Националистический антисемитизм, безобидный, если сравнивать его с современными движениями, во Франции никогда не был монополией реакционеров и шовинистов. По этому вопросу писатель Жан Жироду, министр пропаганды в кабинете Даладье военной поры, пребывал в полном согласии[90] с Петеном и правительством Виши, которое также, несмотря на все свои старания угодить немцам, не могло вырваться за пределы подобной устаревшей антипатии к евреям. Такая неудача тем более бросалась в глаза, что Франция выдвинула выдающегося антисемита, который понимал весь масштаб и возможности нового оружия. То обстоятельство, что им оказался видный писатель-романист, характерно для условий Франции, где антисемитизм в общем-то никогда не пользовался такой же дурной славой в социальном и в интеллектуальном отношении, как в других европейских странах.
Луи Фердинанд Селин, которому присуща была изобретательность и идеологическое воображение, отсутствовавшее у более рациональных французских антисемитов, придерживался простого тезиса. Он утверждал, что евреи воспрепятствовали эволюции Европы к политическому единству, служили причиной всех европейских войн начиная с 843 г. и замышляли разрушить и Францию, и Германию, возбуждая их взаимную вражду. Селин предложил такое фантастическое объяснение истории в своем произведении «Ecole des Cadavres», написанном во времена Мюнхенского пакта и опубликованном в первые месяцы войны. Более ранний памфлет на эту тему — «Bagatelle pour un massacre» (1938), хотя и не содержал нового ключа к европейской истории, был уже удивительно современным в своем подходе. Здесь отменялись всякие ограничивающие различения между отечественными и иностранными, между плохими и хорошими евреями и не обращалось внимания на разработанные законодательные проекты (что являлось специфической особенностью французского антисемитизма), памфлет прямо приступал к существу дела и выдвигал требование убийства всех евреев.

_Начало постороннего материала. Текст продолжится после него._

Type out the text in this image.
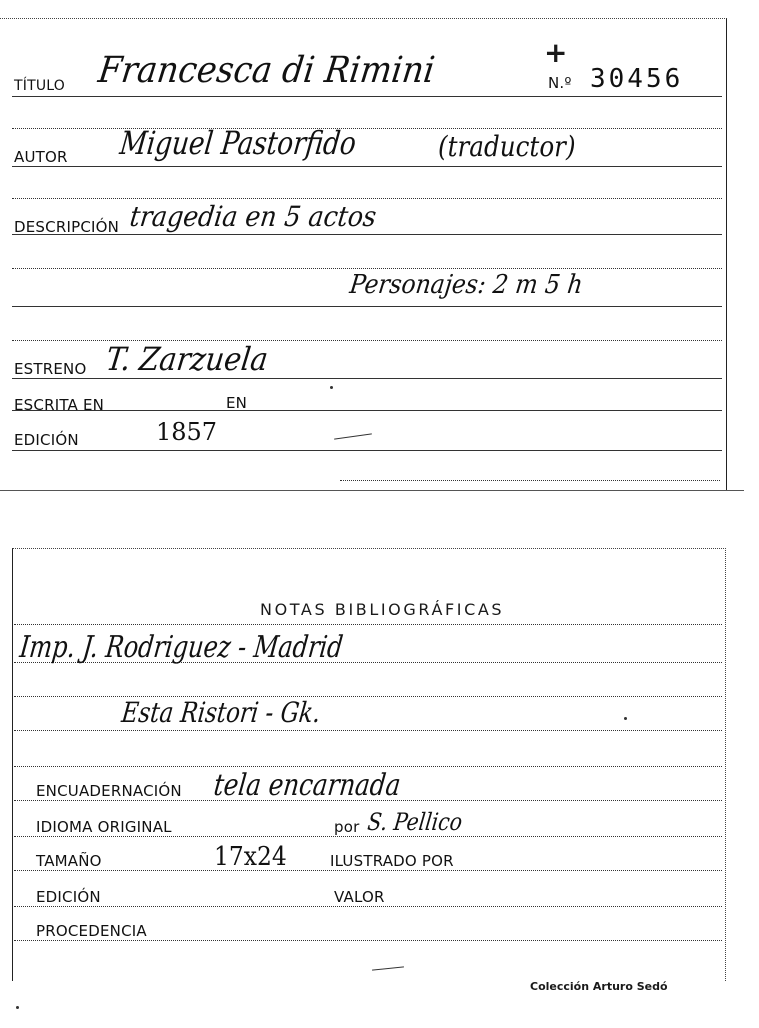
TÍTULO Francesca di Rimini	+
N.º 30456
AUTOR Miguel Pastorfido	(traductor)
DESCRIPCIÓN tragedia en 5 actos
Personajes: 2 m 5 h
ESTRENO T. Zarzuela
ESCRITA EN	EN
EDICIÓN	1857
NOTAS BIBLIOGRÁFICAS
Imp. J. Rodriguez - Madrid
Esta Ristori - Gk.
ENCUADERNACIÓN tela encarnada
IDIOMA ORIGINAL	por S. Pellico
TAMAÑO	17x24	ILUSTRADO POR
EDICIÓN	VALOR
PROCEDENCIA
Colección Arturo Sedó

Первая книга Селина была очень благосклонно принята ведущими интеллектуалами Франции, которые отчасти были удовлетворены атакой на евреев, отчасти полагали, что речь идет всего лишь об интересной новой литературной выдумке.[91] В силу тех же самых причин доморощенные французские фашисты не воспринимали Селина всерьез, несмотря на то что нацисты всегда знали о том, что он был единственным подлинным антисемитом во Франции. Врожденное здравомыслие французских политиков и их глубоко укорененная респектабельность не позволяли им признать шарлатана и сумасшедшего. В результате даже немцы, которые разбирались, что к чему, должны были продолжать использовать таких неадекватных для соответствующих целей сторонников, как Дорио (последователь Муссолини) и Петен (старый французский шовинист, вовсе не понимавший современных проблем), в своих тщетных усилиях убедить французский народ в том, что уничтожение евреев может послужить средством решить абсолютно все проблемы. То, как складывалась ситуация в годы, когда официальная и даже неофициальная Франция изъявляла готовность сотрудничать с нацистской Германией, наглядно свидетельствует о том, насколько антисемитизм XIX в. был неэффективным с точки зрения новых политических целей века XX, причем даже в стране, где он достиг наивысшего развития и пережил все прочие перемены в общественном мнении. Не помогло и то, что такие способные журналисты XIX столетия, как Эдуард Дрюмон, и даже такие выдающиеся современные писатели, как Жорж Бернанос, вносили свой вклад в дело, которому гораздо более адекватно служили сумасшедшие и шарлатаны.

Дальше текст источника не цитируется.